Grinderman was formed by vocalist and guitarist Nick Cave, multi-instrumentalist Warren Ellis, bassist Martyn P. Casey and drummer Jim Sclavunos, as a side project to Nick Cave and the Bad Seeds, in 2006. The band released its debut eponymous album, Grinderman, in 2007 on Mute Records. The album charted in ten countries upon its release and reached number 1 on the US Billboard Heatseekers Albums. Following a short break to focus on Nick Cave and the Bad Seeds fourteenth studio album, Dig, Lazarus, Dig!!! (2008), the band released its second studio album, Grinderman 2 in 2010. A major critical success, the album resulted in five singles and extensive touring over a two-year-period.

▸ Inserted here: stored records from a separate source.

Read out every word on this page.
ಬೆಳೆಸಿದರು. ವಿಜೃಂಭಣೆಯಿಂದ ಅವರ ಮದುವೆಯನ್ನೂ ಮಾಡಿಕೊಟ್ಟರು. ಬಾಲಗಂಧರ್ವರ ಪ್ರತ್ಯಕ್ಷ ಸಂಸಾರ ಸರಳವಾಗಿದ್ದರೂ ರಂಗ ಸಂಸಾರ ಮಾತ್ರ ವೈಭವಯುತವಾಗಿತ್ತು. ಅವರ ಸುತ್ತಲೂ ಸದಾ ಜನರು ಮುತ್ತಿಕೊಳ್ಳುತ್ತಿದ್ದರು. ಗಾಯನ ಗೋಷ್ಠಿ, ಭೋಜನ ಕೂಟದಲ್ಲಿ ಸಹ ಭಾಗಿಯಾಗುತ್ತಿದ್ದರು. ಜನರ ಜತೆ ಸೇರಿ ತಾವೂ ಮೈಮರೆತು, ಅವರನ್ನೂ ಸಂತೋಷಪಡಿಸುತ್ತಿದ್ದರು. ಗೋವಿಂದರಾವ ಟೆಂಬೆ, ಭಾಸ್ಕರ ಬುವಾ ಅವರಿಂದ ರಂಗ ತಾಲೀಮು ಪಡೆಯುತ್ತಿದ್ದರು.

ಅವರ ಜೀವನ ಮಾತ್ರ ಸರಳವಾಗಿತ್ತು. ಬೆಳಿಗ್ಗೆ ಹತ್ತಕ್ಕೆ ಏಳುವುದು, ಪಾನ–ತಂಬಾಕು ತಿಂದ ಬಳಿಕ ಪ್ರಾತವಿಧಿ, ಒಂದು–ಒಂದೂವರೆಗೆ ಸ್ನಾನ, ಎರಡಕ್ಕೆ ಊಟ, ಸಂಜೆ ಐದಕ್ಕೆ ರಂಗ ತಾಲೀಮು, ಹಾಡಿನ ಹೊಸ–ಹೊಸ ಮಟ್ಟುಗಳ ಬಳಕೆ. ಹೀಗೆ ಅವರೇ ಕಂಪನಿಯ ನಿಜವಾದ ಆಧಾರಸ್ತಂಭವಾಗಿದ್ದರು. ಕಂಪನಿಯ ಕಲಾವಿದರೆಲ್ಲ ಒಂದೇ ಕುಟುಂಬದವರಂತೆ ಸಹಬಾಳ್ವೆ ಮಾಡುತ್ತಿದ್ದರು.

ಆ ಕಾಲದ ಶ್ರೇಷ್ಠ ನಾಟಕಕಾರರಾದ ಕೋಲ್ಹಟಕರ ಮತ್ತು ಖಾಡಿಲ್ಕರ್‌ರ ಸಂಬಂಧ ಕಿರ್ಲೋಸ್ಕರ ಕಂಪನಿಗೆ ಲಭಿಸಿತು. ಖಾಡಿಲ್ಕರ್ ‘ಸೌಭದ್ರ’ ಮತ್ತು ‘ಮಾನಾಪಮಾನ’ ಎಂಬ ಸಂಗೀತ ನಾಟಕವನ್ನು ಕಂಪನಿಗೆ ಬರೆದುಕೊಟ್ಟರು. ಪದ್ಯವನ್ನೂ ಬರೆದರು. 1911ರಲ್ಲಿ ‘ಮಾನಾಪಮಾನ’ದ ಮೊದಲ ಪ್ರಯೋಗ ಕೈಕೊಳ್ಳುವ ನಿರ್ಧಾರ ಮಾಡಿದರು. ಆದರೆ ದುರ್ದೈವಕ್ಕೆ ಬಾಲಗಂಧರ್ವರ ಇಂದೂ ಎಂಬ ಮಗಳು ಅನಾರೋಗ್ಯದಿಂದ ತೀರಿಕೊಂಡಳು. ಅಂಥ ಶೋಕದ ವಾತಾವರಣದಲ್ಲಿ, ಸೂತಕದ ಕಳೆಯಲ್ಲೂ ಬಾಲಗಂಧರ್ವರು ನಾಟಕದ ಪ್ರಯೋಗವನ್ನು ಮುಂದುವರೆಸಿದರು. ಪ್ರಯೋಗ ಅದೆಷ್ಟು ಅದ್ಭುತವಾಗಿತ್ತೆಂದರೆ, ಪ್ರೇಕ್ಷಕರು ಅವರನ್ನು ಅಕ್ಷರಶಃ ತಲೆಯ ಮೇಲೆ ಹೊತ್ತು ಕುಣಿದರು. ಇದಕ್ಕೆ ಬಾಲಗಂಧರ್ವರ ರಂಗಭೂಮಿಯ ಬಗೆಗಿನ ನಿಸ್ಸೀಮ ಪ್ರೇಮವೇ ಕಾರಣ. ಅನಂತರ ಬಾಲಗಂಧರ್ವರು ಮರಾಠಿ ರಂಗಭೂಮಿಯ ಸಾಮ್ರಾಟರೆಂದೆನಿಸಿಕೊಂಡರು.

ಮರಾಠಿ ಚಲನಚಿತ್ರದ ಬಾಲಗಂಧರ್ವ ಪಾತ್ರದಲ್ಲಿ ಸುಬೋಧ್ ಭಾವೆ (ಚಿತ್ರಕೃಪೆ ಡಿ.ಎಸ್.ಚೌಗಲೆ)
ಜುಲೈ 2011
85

Grinderman disbanded in December 2011 following a performance at the Meredith Music Festival in Victoria, Australia to focus on The Bad Seeds upcoming material. However, Jim Sclavunos has since said: "I can't predict what the future of Grinderman is – if there is a future."

Grinderman and Grinderman 2 were moderate commercial successes, charting in a number of countries within the first week of their releases. Grinderman has been certified Gold in Greece, with sales of over 6,000 copies. Collectively, the band's two studio albums have sold 88,000 copies in the United States, according to Nielsen SoundScan.

==Albums==

===Studio albums===

| Year | Details | Peak positions |  |  |  |  |  |  |  |  |  | Sales | Certifications (sales thresholds) |
| AUS | BEL | GER | FRA | IRL | NLD | NZD | SWE | UK | US |
| 2007 | Grinderman Released: 7 March 2007; Labels: Mute (272), ANTI- (86861-2); Formats: CD, LP, digital download; | 14 | 6 | 55 | 102 | 15 | 35 | 38 | 18 | 23 | 150 | GRE: 6,000+; US: 88,000^{[I]}; | GRE: Gold; |
| 2010 | Grinderman 2 Released: 13 September 2010; Labels: Mute (299), ANTI- (87110-2); Formats: CD, LP, digital download; | 9 | 1 | 26 | 38 | 23 | 16 | 15 | 24 | 14 | 38 |  |

===Remix albums===

| Year | Details | Peak positions |
BEL
| 2012 | Grinderman 2 RMX Released: 26 March 2012; Labels: Mute (299), ANTI- (87198-1); Formats: CD, LP, digital download; | 71 |

==Singles==

===Retail singles===

Year: Single; Peak positions; Album
FRA: UK
2007: "Get It On"; —; —; Grinderman
"No Pussy Blues": —чцюф; 64
"(I Don't Need You To) Set Me Free": —; —
2010: "Heathen Child"; 41; —; Grinderman 2
"Worm Tamer": 52; —
2011: "Palaces of Montezuma"; —; —
"Evil"^{[II]}: —; —
2012: "Mickey Mouse and the Goodbye Man"; —; —

===Promotional singles===

| Year | Single | Album |
|---|---|---|
| 2007 | "When My Love Comes Down"^{[III]} | Grinderman |
| 2008 | "No Pussy Blues" remixes^{[IV]} | Non-album single. |

== Other appearances ==

=== Studio ===

| Year | Song | Album | Notes | Reference |
|---|---|---|---|---|
| 2008 | "Dream (Song for Finn)" and "Song for Frank" | Palermo Shooting | Original songs |  |

=== Guest ===

| Year | Song | Artist | Album | Notes | Reference |
|---|---|---|---|---|---|
| 2008 | "Just Like a King" | Seasick Steve | I Started Out with Nothin and I Still Got Most of It Left | Co-written by Nick Cave and featuring Cave on vocals, Jim Sclavunous on drums and Warren Ellis on fiddle |  |

==Music videos==

Year: Title; Director
2007: "No Pussy Blues"; John Hillcoat
"Electric Alice"
"Grinderman"
2010: "Heathen Child"
"Evil"
2011: "Mickey Mouse and the Goodbye Man"; Ilinca Höpfner

==Notes==
- I Sales figure represent sales of both Grinderman and Grinderman 2, as of December 2011.
- II Limited edition release only, released on Record Store Day 2011.
- III Promotional CDR also featuring "Depth Charge Ethel" and "Electric Alice."
- IV Promotional CDR featuring remixes by G.e.R.M., Midfield General, Adam Freeland, T.Raumschmiere and Electronic Periodic.